To communicate the new system to employees, HR and managers held roundtables with them. The roundtables were made up of a couple dozen people, with some employees from each functional area. Managers were encouraged to recommend employees to invite to the roundtables to ensure a mix of people, including some who had the reputation of being negative or vocal.

"At the roundtables, we talked about the connection between performance and pay and asked whether employees felt it was fair to pay according to performance. We reinforced that people would no longer automatically get pay increases just for being present," says Chartrand. "Then we talked about competencies and behaviors. We explained what would drive our pay strategy and what behaviors we would be looking for."

Communicate the specific competencies throughout the organization

Next, HR and managers communicated to all employees throughout the organization what the competencies were.

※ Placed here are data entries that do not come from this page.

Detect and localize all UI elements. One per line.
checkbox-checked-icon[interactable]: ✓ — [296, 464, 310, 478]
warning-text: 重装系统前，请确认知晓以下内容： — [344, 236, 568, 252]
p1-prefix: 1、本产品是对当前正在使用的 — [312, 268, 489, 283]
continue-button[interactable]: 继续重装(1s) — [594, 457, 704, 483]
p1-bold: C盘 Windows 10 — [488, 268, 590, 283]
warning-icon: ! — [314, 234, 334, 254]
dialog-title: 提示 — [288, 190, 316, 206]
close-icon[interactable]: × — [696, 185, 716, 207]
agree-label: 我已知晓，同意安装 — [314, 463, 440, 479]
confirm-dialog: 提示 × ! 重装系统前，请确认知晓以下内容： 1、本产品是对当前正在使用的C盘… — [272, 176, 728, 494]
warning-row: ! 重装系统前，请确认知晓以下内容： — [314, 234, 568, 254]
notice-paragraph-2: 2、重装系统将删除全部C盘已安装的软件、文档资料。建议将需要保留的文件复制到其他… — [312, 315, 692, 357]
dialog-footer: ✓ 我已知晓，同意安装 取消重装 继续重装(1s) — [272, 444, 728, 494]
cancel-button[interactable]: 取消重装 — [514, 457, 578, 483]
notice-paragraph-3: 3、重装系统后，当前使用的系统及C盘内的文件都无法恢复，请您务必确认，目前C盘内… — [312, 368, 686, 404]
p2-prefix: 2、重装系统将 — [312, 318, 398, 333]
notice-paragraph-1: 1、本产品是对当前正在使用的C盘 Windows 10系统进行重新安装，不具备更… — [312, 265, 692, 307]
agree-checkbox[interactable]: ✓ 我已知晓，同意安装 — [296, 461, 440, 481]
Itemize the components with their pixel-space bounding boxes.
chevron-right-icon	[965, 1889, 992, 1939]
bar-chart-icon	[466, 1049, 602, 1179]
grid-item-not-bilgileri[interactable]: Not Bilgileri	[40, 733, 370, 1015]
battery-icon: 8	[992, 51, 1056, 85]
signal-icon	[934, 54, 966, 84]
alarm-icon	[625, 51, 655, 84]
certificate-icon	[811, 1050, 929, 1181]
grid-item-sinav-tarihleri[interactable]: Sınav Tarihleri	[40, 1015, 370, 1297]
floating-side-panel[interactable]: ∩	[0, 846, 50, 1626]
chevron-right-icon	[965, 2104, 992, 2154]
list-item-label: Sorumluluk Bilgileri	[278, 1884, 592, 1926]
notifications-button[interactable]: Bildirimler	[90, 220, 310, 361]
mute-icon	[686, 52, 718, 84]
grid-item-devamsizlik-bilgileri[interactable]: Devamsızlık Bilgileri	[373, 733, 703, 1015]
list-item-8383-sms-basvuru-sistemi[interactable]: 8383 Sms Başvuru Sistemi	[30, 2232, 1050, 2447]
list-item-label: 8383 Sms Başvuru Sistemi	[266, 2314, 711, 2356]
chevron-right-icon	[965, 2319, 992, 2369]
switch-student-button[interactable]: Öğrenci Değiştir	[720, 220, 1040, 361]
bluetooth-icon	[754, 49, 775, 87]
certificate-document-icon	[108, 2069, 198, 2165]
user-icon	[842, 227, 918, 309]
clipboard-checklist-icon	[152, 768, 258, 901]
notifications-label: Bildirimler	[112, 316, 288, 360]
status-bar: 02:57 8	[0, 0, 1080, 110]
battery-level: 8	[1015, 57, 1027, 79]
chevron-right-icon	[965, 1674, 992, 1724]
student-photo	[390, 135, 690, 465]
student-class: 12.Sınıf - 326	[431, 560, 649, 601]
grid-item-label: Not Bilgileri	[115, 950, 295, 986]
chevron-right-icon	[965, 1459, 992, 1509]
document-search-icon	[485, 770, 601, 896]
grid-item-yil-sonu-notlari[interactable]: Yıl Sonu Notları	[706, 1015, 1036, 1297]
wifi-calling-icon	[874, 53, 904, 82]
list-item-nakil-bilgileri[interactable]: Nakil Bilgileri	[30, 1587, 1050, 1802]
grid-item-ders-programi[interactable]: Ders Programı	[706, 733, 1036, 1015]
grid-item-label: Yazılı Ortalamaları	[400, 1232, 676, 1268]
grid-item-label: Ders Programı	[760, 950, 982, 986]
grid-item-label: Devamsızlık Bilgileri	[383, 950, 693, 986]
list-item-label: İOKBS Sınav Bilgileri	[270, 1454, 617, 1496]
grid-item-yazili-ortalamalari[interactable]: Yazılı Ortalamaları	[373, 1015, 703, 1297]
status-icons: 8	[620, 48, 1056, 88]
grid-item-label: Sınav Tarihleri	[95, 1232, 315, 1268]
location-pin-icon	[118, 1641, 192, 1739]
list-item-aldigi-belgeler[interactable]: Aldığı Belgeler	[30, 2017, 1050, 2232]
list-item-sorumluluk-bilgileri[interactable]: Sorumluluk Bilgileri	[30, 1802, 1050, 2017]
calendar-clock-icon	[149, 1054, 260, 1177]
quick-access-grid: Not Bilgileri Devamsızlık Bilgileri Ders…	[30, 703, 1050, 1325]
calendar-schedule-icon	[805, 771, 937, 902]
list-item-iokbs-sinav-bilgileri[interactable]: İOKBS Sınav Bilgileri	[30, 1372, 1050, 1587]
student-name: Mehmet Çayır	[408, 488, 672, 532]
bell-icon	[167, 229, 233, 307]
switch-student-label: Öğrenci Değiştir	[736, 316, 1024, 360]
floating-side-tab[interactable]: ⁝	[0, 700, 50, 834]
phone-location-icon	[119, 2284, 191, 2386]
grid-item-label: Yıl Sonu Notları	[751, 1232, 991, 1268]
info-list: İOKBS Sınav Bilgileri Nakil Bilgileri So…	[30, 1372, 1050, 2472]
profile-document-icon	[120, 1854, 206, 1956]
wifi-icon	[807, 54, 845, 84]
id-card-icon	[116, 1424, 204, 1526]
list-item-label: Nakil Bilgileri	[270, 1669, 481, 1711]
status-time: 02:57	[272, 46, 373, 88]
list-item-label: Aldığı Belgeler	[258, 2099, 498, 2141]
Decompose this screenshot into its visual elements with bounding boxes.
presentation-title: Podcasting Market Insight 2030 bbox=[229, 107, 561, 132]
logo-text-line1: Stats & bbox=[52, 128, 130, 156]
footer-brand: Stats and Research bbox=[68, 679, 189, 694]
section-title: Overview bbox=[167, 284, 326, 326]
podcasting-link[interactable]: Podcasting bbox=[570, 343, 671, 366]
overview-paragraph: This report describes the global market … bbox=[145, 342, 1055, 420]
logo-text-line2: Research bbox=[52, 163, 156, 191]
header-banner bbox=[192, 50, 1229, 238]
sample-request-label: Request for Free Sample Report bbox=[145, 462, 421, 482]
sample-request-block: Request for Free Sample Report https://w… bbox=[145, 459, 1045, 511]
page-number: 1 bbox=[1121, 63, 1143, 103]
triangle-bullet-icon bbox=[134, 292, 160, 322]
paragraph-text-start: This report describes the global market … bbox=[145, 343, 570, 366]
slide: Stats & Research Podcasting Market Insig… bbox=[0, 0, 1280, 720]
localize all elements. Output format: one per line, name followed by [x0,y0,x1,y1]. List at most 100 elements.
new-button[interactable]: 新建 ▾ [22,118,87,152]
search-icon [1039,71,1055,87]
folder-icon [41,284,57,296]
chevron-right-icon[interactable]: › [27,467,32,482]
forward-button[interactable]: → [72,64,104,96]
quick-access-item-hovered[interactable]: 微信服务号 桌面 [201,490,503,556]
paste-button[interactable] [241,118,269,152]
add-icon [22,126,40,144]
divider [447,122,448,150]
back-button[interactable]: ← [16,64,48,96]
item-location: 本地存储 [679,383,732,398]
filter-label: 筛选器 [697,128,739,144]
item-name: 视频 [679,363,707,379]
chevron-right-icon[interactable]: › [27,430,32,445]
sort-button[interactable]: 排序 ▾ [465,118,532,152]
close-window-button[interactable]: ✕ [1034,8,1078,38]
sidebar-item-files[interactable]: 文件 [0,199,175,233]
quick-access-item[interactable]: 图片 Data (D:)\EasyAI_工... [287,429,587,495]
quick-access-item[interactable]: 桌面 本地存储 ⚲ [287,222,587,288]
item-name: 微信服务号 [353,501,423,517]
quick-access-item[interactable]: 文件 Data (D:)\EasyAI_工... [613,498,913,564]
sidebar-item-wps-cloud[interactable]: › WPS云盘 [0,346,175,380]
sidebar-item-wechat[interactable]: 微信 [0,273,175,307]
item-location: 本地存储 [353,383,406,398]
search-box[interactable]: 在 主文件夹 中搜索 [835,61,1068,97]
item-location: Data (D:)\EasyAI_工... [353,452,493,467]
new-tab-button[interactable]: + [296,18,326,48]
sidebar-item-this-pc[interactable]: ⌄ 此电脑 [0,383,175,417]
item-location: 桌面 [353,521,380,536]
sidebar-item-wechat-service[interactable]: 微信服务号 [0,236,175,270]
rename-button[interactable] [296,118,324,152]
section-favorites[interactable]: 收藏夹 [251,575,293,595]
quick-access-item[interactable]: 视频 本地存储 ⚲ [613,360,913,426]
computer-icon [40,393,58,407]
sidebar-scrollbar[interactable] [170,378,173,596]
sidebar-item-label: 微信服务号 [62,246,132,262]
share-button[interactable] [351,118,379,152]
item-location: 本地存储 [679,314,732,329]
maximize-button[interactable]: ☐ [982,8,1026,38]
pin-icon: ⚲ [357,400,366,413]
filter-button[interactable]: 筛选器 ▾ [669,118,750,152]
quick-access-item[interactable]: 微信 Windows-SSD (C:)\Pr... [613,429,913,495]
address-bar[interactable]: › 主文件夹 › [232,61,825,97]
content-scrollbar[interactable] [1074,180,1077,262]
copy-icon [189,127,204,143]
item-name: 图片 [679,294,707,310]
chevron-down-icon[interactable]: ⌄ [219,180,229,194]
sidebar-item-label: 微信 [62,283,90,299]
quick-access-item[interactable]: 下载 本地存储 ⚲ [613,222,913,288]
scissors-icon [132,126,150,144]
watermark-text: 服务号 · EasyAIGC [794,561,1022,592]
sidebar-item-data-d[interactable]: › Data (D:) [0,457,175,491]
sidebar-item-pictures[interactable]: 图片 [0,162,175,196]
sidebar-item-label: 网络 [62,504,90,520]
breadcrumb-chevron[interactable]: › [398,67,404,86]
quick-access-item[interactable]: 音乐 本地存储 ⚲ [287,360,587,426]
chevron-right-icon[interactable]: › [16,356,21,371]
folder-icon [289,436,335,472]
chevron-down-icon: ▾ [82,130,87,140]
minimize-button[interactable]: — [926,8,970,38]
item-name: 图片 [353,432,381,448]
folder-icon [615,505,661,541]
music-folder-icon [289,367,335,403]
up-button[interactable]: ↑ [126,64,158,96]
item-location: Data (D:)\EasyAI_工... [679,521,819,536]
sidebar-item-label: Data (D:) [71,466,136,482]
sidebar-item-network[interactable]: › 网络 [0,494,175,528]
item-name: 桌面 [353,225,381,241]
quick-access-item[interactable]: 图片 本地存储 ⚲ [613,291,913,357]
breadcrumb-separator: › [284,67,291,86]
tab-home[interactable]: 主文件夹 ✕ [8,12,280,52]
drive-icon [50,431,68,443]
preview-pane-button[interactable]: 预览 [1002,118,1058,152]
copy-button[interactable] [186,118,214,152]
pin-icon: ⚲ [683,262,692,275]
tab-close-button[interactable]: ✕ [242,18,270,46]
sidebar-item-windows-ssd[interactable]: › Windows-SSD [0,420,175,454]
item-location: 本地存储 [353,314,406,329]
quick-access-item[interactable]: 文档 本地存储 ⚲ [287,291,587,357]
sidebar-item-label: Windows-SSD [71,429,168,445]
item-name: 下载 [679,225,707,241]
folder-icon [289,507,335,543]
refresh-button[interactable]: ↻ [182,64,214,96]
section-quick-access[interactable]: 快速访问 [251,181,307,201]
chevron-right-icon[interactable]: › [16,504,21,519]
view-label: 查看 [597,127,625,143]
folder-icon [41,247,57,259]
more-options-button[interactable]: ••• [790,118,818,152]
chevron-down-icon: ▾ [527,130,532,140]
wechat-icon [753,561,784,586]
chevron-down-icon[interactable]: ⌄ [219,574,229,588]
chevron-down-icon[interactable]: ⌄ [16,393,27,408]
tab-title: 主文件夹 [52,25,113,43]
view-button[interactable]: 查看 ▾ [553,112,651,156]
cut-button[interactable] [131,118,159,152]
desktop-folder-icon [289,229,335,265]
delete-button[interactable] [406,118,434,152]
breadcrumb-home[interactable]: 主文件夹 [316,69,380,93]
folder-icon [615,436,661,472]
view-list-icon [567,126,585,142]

Management discussed specific behaviors, how employees would be ranked and rated, and how they would be compensated for their performance against those ratings. "It was important that everyone clearly understood how they would be rated and compensated," he says, "so they’d know what behaviors they needed to be engaging in on the job."

Perform a survey to keep the communication going

After the implementation, the team followed up by conducting an electronic survey about the new process. Everyone was encouraged to give feedback. The results? On average, 92 percent of respondents "agreed" or "strongly agreed" that the new process was highly beneficial.

Pinpoint places for improvement

The survey revealed what could be done better in implementing and communicating the new process. Some people said the actual implementation of the new system happened too quickly. Chartrand says "we had talked about it for nine months but executed it in three weeks." Some managers and employees were having a hard time understanding the performance-rating scale. They said they needed more standardized guidelines. And while some noted that managers were being more discriminating and making more realistic evaluations of people’s performance, others felt that some of the competencies and behaviors were ill-defined.

"The survey helped us understand what we need to look at and tweak to make our performance process more effective going forward," he says. Pechanga has just entered its third cycle with the program and system, Chartrand reports. "We don’t call it the ‘new’ program any longer because it is now entrenched as to how we do performance management at Pechanga," he says. "Communication continues to be key as well as ongoing management training in coaching, journaling, and providing constructive feedback. Feedback from our team members has been positive and continues to grow."

Summary

In summary, Chartrand suggests these tips for success:

Give managers the tools they need to have tough conversations with employees.

"Switching to new pay strategy sometimes requires a major cultural shift. It can be very uncomfortable for people when the ‘rules of engagement’ change. So give managers plenty of training and tools, such as using role-playing to practice what to say to employees in specific situations."

Talk early and talk often.

"That’s how you get buy-in. If you try to ram it down everybody’s throats, you won’t get buy-in. Communication is the key."

Make clear to team members what they will be measured on.

"Make the competencies very clear to employees. You don’t want there to be any confusion about the fact that they will be getting rated on the quality of their work, what they’ll be getting rated on, and how this will affect their compensation."

Discuss how your pay plan will improve the organization’s success.

"Have open dialogue about the impact of excellent performance on your organization’s bottom line. Ask employees, ‘Do you agree that if we focus on engaging in these behaviors and achieving top service quality we will be more competitive and profitable?’ This will help them understand how the business works and how their behaviors really do drive its success." "Be patient, and don’t expect instant acceptance," says Chartrand. "Understand that this is a significant cultural change and it will not change in one cycle. It took years for the old system to get ingrained and it will take a while for the new one to become ingrained as well."